Isa Karimzadeh, Mustafa Aghazadeh, Taher Doroudi, Mohammad Reza Ganjali, Peir Hossein Kolivand and Davoud Gharailou Pages 274 - 280 ( 7 )
Background: Magnetic nanoparticles (MNPs) are interesting candidates for biomedical areas of cell targeting and separation, magnetic resonance imaging (MRI), cancer therapy, hyperthermia, gene and drug delivery. Up now, various kind of surface coatings like polymers, polysaccharides, organic acids, silica and amino acids. The type of surface coating and their geometric connection onto the surface of MNPs determine the overall size, surface charge, magnetic characters, cytoxicity, bio-distribution, bio-compatibility and bio-performance. Amino acids can be interesting coating candidates for magnetite NPs because of their excellent bio-compatibility, stabilization and important role in the body.
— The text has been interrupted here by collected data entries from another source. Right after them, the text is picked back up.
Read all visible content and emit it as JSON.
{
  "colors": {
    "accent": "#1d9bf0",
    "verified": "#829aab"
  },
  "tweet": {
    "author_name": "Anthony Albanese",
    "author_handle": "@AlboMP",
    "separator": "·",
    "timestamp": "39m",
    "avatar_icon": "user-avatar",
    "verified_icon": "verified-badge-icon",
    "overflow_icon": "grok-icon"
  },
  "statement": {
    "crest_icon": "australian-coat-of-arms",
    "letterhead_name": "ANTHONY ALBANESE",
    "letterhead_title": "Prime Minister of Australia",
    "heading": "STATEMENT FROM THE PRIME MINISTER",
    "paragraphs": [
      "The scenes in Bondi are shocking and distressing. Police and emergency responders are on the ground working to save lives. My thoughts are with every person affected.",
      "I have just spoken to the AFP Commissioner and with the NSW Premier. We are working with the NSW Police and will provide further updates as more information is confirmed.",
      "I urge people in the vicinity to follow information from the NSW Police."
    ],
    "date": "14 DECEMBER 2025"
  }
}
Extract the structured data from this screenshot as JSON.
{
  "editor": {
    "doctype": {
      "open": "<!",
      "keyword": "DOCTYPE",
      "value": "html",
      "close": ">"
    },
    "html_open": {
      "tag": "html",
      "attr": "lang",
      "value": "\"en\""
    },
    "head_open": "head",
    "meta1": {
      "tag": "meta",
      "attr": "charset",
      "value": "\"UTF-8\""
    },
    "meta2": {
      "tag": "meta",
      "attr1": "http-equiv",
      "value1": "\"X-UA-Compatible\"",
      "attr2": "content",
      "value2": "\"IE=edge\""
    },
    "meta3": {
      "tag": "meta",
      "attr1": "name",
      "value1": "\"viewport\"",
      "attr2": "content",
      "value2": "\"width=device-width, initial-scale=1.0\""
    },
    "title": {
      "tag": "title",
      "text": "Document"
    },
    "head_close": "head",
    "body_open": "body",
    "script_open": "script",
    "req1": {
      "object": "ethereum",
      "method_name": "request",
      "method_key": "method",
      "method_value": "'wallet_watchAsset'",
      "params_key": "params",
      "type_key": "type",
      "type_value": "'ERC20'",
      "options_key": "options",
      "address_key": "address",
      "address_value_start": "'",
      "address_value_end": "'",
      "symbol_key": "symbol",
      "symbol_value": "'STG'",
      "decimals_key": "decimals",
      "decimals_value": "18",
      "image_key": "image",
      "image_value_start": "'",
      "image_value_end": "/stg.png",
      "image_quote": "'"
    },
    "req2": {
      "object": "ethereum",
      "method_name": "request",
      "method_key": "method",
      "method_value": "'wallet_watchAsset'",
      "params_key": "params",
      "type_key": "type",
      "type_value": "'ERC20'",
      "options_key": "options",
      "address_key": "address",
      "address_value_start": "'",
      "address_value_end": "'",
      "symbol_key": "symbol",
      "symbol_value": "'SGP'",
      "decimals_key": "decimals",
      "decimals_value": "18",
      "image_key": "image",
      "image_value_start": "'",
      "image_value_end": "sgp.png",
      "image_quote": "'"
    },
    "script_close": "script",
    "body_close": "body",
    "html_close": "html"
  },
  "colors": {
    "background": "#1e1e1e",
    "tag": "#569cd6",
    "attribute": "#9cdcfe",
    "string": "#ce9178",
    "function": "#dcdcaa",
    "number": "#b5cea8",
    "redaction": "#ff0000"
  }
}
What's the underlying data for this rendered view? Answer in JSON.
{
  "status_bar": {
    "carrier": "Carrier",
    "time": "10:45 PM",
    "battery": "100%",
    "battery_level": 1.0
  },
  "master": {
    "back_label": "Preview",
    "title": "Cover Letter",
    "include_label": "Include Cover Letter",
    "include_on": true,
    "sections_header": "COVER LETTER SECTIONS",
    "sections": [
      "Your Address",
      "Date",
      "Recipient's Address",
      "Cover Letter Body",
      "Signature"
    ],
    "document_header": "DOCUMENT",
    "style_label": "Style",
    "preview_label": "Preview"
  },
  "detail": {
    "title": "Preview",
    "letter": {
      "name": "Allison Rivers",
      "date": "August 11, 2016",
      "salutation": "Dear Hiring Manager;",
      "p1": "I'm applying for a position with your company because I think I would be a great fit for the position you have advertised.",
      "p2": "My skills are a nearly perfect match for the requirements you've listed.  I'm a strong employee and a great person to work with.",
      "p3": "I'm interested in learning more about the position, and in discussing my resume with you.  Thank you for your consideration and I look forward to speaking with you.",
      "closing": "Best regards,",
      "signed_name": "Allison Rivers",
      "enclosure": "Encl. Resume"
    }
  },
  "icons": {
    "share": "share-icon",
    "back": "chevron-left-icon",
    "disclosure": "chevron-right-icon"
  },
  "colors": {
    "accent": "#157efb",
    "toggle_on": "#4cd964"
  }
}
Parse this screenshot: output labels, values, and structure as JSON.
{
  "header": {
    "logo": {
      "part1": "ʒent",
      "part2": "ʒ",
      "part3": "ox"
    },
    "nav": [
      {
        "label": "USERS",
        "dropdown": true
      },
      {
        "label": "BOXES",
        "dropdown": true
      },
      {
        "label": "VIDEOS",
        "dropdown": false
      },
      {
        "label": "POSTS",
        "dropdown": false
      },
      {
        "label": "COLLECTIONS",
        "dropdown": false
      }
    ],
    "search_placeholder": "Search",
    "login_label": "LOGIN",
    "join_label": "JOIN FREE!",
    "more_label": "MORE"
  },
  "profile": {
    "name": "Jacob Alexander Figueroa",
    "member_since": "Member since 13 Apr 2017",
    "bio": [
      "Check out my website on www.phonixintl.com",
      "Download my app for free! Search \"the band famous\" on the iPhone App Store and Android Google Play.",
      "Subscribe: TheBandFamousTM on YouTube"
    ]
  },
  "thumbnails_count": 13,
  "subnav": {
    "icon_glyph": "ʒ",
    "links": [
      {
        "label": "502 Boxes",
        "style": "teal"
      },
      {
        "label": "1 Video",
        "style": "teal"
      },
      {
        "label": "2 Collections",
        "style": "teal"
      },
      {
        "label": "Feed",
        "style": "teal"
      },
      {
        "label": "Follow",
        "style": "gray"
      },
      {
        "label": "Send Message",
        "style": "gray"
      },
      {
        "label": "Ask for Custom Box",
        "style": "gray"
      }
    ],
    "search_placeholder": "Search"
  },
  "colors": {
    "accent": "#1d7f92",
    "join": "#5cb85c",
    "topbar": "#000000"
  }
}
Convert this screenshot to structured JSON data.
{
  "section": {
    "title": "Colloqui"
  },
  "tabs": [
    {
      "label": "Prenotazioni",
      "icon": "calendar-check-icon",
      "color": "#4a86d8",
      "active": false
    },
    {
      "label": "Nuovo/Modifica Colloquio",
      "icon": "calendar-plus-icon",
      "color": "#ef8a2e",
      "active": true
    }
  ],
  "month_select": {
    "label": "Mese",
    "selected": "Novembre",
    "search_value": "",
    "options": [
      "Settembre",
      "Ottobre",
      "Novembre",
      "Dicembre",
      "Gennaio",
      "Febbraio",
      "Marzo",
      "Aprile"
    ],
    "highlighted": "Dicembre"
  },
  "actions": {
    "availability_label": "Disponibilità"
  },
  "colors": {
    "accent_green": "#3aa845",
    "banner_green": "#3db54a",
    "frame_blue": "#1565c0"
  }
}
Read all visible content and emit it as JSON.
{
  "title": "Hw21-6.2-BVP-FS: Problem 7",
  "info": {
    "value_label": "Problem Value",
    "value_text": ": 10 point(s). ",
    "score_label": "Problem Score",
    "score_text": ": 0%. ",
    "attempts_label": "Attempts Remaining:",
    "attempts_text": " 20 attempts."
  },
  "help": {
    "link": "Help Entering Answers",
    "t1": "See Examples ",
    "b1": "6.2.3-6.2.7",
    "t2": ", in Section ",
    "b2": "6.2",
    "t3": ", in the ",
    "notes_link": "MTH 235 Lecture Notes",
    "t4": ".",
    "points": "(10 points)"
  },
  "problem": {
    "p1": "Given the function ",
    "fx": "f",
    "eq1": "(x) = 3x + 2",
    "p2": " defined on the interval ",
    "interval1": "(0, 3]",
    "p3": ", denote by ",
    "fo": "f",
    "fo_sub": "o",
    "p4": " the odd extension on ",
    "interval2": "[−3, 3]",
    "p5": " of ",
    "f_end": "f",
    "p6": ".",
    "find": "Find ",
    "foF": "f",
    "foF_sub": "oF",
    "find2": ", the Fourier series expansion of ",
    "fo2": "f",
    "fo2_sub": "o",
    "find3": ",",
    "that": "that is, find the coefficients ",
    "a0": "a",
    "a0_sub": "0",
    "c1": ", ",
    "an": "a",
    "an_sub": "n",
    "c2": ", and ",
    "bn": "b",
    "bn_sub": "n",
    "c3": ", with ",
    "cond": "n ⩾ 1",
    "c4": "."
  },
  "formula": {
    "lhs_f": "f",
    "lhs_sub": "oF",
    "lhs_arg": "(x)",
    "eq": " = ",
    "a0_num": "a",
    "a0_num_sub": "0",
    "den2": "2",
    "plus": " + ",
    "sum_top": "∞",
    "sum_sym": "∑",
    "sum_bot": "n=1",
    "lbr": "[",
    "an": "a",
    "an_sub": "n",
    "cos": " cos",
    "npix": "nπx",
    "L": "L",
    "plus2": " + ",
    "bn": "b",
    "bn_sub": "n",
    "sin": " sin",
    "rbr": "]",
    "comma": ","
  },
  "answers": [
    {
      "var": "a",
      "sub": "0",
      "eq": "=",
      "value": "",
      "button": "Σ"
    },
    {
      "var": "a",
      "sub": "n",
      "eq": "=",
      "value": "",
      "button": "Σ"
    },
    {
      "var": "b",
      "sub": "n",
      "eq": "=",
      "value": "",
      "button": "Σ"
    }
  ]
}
Hence, there has been increasing interest concerning amino acid coatings of MNPs.Methods: Uncoated MNPs were electrodeposited by applying the current density of 10 mA/cm2. The bath temperature and deposition time were 25 °C and 30 min, respectively. Then, the black deposit was scraped from the surface of steel electrode and then subjected to the purification process. For preparation of AMINO acid coated MNPs, 1g/L amino acids (alanine or leucine) were only added into the 0.01 M [FeCl2/Fe(NO3)3] solution. The purification steps were done for the prepared uncoated MNPs, alanine- and leucine coated MNPs. The obtained black powders were labeled amino acid-coated NPs (i.e. bare NPs, alanine- and leucine- coated- NPs) and evaluated by characterization analyses. Results: The position and relative intensity of all XRD diffraction peaks are well-matched with a cubic spinel structure of magnetite (i.e. Fe3O4, JCPDS 01-088-0315). High magnification by TEM revealed that the prepared MNPs have size about 10 nm. It was found that the decrease in size and low agglomeration are due to the amino acid coating, which prevents agglomeration of the Fe3O4 fine particles during their deposition and growth on the cathode surface and hence reduces the size of the nanoparticles. The IR data completely specified the presence of the alanine and leucine on the surface of the electro-synthesized MNPs. VSM data revealed the amino acid coated NPs have very negligible Mr and Ce values, which indicated their better magnetic behavior as compared with naked NPs.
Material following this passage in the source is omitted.